Tamer'le konuştuklarımız aklıma geliyor bir bir...
Tamer
Yiğit, «Sevda Ferdağ'la ayrılmışsınız?» deyince hiçbir şey
demeden yere bakmıştı, tıpkı şimdi karşımda duran Sevda
gibi.. Demek doğru, bir itiraz sesi yükselmediğine göre
ayrılmışlar. Peki ama niye? Bunu sorunca cevap alamamıştık.
Azıcık kenardan dolaşıp ağzından laf almaya, ayrılışlarının
'nedeni'ni bulup çıkarmaya gayret etmiştik, ama nafile. Tamer’in
bu konuda söylediği cümleleri yanyana getirince ortaya şunlar
çıkıyordu sadece:
-
«Ayrıldığımızı Sevda söylediğine göre sebebini de o
söylesin. Ben bu konuda hiçbir yerede, hiçbir kimseyle
konuşmayacağım. Sevda ile olan beraberliğimize, Sevda'ya ve
aşkıma saygım sonsuzdur. Kelimelerle ifade edilmez. Bu beraberliği
hiçbir zaman bir reklam unsuru olarak kullanmadık. Ne o, ne de
ben.. Ayrılığımızı da bir reklam vesilesi yapmak sanırım
yersiz olur. O ne derse ne konuşursa o’dur işte sebep.»
SEVDA
FERDAĞ DA SEBEBİ SÖYLEMİYOR..
Sevda
Ferdağ da 'sebebi' açıklamıyor. Hatta bir ara, «Bu konuyu
konuşacağımızı bilsem randevuya gelmezdim,» diyor ve bu sözleri
söylerken yaşaran gözlerini çantasından çıkarıp taktığı
geniş güneş gözlüğü ile perdelemeye çalışıyor. 25 saat
önce Tamer Yiğit'le konuşurken denediğimiz yolu deniyoruz yine.

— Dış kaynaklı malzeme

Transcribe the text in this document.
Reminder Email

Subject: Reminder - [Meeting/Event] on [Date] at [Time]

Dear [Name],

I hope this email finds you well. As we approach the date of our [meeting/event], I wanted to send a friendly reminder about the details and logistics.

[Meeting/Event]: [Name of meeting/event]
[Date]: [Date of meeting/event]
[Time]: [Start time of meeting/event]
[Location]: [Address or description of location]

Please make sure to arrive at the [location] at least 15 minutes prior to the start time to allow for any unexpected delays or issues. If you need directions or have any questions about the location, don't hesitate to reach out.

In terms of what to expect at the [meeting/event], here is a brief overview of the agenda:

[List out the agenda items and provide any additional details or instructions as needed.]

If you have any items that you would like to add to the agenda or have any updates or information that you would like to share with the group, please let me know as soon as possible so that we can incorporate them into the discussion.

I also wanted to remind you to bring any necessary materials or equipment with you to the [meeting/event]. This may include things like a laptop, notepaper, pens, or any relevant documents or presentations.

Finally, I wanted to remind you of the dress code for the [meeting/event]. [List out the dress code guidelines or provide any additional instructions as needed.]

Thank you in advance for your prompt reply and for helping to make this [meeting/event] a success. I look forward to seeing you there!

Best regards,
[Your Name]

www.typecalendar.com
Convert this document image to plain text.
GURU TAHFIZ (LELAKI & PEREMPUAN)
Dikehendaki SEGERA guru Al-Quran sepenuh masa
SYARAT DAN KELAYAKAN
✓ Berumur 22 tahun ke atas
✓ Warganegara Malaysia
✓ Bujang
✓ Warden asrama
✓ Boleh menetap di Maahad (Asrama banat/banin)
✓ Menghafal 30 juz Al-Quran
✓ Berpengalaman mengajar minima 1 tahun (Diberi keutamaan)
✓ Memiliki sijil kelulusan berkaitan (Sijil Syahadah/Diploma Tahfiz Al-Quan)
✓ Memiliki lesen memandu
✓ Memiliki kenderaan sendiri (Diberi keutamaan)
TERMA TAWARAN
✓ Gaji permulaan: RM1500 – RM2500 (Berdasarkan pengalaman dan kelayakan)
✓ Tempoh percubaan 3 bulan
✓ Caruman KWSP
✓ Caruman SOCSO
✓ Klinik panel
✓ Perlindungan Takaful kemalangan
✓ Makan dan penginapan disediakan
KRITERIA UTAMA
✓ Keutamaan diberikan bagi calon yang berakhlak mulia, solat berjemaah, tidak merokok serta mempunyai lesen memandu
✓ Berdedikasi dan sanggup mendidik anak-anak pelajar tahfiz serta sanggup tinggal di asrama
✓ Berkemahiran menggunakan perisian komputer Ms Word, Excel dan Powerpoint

Israr, rica, minnet, derken dolaylı sorular.. Faydasız, ne yapsak
kar etmiyor. Bir çeyrek saatlik konuşmadan sonra geride şunlar
kalıyor Sevda’dan:
-
«Ayrıldık?.. Sebebi müsaade edin, bizde kalsın. Bu konuda
şimdiye kadar çok konuşuldu. Artık ben konuşmıyacağım. Ama
ayrılığımız kesindir.»
VE
İŞİN İÇ YÜZÜ.
Tamer
Yiğit-Sevda Ferdağ beraberliği Tamer'in ilk filmini çevirdiği
günlerde başlamış ve şöyle böyle 8 yıldan beri — aradaki
birkaç fasıla hariç — süregelmiştir. Kökü böyle eskiye
dayanan bir beraberliğin birden bitmesi için muhakkak ortada bir
sebep olması gerekir, hem de çok önemli bir sebep.. Tamer Yiğit
askerden dönünce Sevda Ferdağ'ın Teşvikiye'deki evine yerleşmiş,
sonra ikisi birlikte Suadiye'de tuttukları yazlığa taşınmışlardı.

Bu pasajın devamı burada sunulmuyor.